Ce changement est d'autant plus notable que Reform avait auparavant attiré une attention significative de la part des entreprises de cryptomonnaies et des partisans des actifs numériques. Abandonner une liste de conférence dominée par les sociétés crypto pourrait donc constituer une tentative d'élargir les relations commerciales du parti à mesure qu'il courtise les entreprises traditionnelles — une démarche cohérente avec la trajectoire des partis cherchant à se défaire de leur association à une cause de niche à mesure que leurs sondages et ambitions électorales progressent.

Le gouvernement britannique avance sur la crypto et la régulation potentielle

Alors que le parti d'opposition de droite s'éloigne de la crypto, le gouvernement évolue dans la direction opposée. Le Trésor a annoncé mercredi son intention de confier à la Banque d'Angleterre un objectif secondaire : soutenir le développement de la monnaie numérique et des systèmes de paiement, à condition que cela ne compromette pas la stabilité financière globale.
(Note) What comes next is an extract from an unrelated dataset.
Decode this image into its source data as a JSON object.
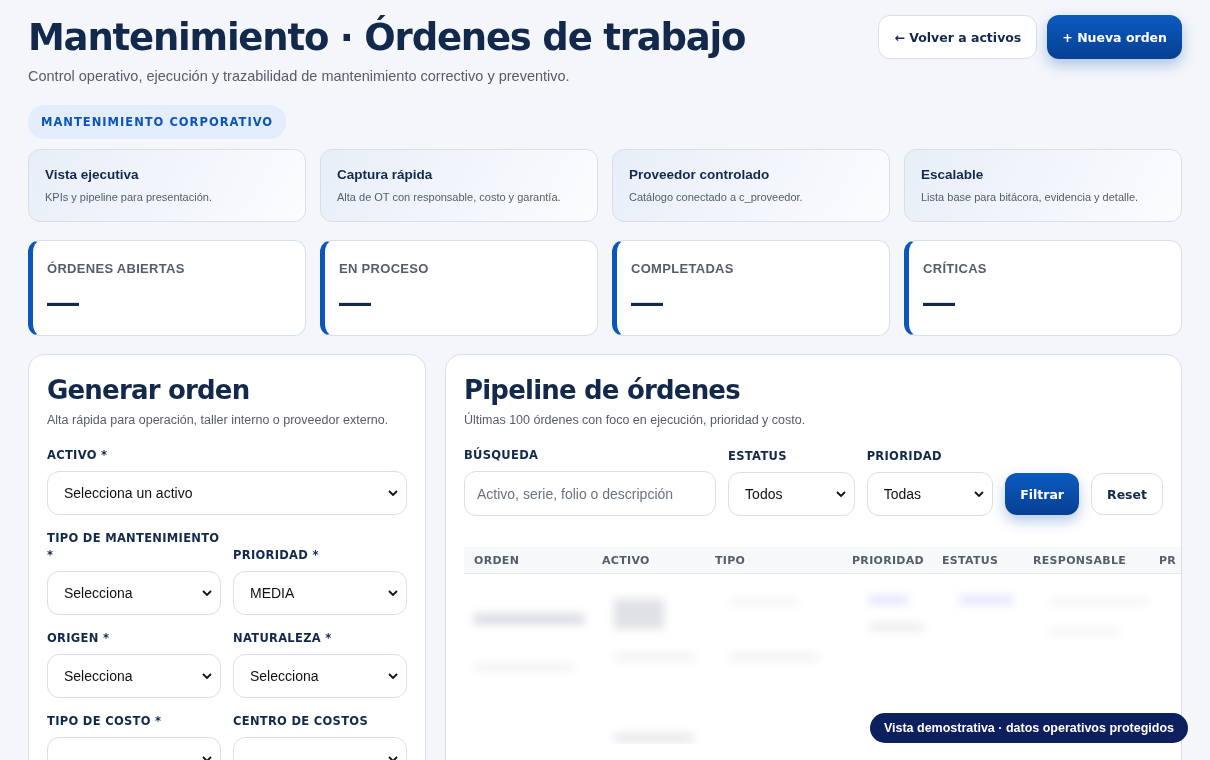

Le Trésor a précisé que ce mandat vise à aider les régulateurs à suivre le rythme des évolutions des paiements numériques, et Sarah Breeden, sous-gouverneure de la Banque d'Angleterre, a exprimé son soutien au projet.

En juin, la Financial Conduct Authority a indiqué qu'elle assouplirait ses exigences de capital proposées pour les sociétés de stablecoins à la suite des plaintes du secteur — un changement annoncé en parallèle de règles historiques qui intègrent la crypto dans son cadre réglementaire officiel. Ensemble, ces mesures s'inscrivent dans un effort gouvernemental plus large, mené sur plusieurs années de consultations, visant à faire du Royaume-Uni une juridiction compétitive pour les entreprises d'actifs numériques.

Plus récemment, la ministre de la City, Lucy Rigby, a souligné que la tokenisation et d'autres innovations en matière de paiements numériques pourraient moderniser les marchés financiers.

« Si la stabilité financière restera toujours l'objectif premier de la Banque, cet objectif secondaire l'aidera à continuer de stimuler l'innovation dans les paiements et la finance numérique, garantissant que le Royaume-Uni demeure un leader mondial des services financiers », a déclaré Lucy Rigby. Cette divergence — un parti au pouvoir qui embrasse une crypto régulée tandis qu'un parti d'opposition prend ses distances avec le secteur — illustre comment les actifs numériques sont devenus une variable du positionnement des partis britanniques plutôt qu'un domaine politique consensuel.